Bitcoin, Ethereum and a couple of other digital currencies held near the recent levels of pre-Brexit referendum before a difficult week marked by volatility.
Bitcoin was hovering below $6,100 Monday but came closer to $7,000. Ethereum bounced from the lows of the week to trade in the $600s. Other larger cryptocurrencies like XRP and Bitcoin Cash also fell more than 20 percent but regained ground.
Bitcoin rose as much as 1,150 percent in 2017 but plunged more than 70 percent this year.
Monday’s price gauges remained well below the $19,000 bitcoin briefly traded for earlier this year. But from Tuesday’s low of $1,500 in early June to Monday’s highs, it would be a nearly 400 percent jump.
The price of bitcoin is to some degree a psychological phenomenon, reflecting how digital currency fever appeals to individual investors who fear missing out on its future. Some institutions, though, have been slow to embrace digital currencies, at least initially.
For instance, European Central Bank governor Mario Draghi referred to the volatility in bitcoin at a press conference after the central bank’s governing council meeting in Sintra, Portugal last month. “There is obviously a lot of activity, but because of the variations it is difficult to say whether or not it is a legitimate form of money,” he said.
Most of the major investment banks have been cautious.
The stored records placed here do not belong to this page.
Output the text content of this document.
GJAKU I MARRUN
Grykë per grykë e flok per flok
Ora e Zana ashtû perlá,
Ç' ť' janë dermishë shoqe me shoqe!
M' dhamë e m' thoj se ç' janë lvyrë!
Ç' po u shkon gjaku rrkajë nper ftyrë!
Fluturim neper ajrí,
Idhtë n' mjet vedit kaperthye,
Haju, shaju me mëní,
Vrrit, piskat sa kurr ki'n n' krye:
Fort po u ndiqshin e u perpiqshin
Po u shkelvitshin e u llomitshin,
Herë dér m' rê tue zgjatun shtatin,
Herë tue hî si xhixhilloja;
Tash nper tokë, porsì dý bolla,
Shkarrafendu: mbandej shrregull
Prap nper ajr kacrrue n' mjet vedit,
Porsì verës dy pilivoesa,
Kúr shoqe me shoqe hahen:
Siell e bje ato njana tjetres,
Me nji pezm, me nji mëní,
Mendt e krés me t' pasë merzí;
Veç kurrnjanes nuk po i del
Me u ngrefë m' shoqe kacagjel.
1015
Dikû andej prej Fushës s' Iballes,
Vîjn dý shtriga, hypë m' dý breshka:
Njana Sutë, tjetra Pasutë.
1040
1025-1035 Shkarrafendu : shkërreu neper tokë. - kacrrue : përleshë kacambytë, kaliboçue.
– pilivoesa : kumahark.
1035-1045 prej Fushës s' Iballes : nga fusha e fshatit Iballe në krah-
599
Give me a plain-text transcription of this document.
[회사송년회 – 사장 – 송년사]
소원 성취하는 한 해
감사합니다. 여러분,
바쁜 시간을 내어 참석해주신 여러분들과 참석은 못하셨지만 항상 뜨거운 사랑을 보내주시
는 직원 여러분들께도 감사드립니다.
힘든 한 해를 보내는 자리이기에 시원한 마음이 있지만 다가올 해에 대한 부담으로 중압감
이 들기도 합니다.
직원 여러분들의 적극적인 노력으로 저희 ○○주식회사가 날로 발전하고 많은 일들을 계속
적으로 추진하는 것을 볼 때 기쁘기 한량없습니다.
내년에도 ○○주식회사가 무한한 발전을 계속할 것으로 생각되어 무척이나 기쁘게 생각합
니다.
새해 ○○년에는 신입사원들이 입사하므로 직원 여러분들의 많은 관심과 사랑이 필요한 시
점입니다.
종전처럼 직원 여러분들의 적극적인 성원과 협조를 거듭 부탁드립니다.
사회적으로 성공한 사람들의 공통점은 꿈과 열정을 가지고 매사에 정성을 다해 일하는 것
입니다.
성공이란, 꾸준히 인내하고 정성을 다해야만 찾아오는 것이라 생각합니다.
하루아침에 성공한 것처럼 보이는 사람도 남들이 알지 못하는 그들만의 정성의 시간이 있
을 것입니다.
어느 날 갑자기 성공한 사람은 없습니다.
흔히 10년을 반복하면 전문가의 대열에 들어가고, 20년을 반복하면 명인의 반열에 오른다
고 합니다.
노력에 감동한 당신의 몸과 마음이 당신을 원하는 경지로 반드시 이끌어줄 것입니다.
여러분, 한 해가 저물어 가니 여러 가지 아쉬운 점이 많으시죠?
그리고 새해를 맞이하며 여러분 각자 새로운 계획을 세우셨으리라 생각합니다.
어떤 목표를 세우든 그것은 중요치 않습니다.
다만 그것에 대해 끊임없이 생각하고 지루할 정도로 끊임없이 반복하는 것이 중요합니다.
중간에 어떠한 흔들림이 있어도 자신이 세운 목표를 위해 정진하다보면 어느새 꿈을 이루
JPMorgan Chase Chief Executive Jamie Dimon made the shock remarks that “Bitcoin is a fraud,” said in a March conference call.
But independent economist and finance professor Mark Hulbert said that JPMorgan Chase’s size might encourage it to open its wallets.
“At a bank with $2.2 trillion in assets, JPMorgan has already moved into almost every financial trade and investment in the world,” Hulbert wrote. “In so doing, it could be a fierce advocate of digital money. In theory at least, it has the financial power and reach to accelerate the spread of bitcoin.”
The steady price support was comforting to market watchers, but Russia’s central bank warned that cryptocurrencies have little-to-no practical use.
“We do not consider crypto-currencies as the most stable instruments with regard to their price and distribution fluctuations. They are speculative in nature,” Russian central bank governor Elvira Nabiullina said in a statement Friday. “The fact that so-called cryptocurrencies can be used as a financial mechanism cannot escape the possibility of their collapse.”
Hulbert said that the cryptocurrencies’ status as a speculative investment vehicle concerns some bankers as much as their long-term value.
“The central banks that control the currency can manage the ups and downs of the currency, but if prices and confidence become too fragile and slip away, in the ultimate mad dash to safety, they will be the ones that will fail,” he said.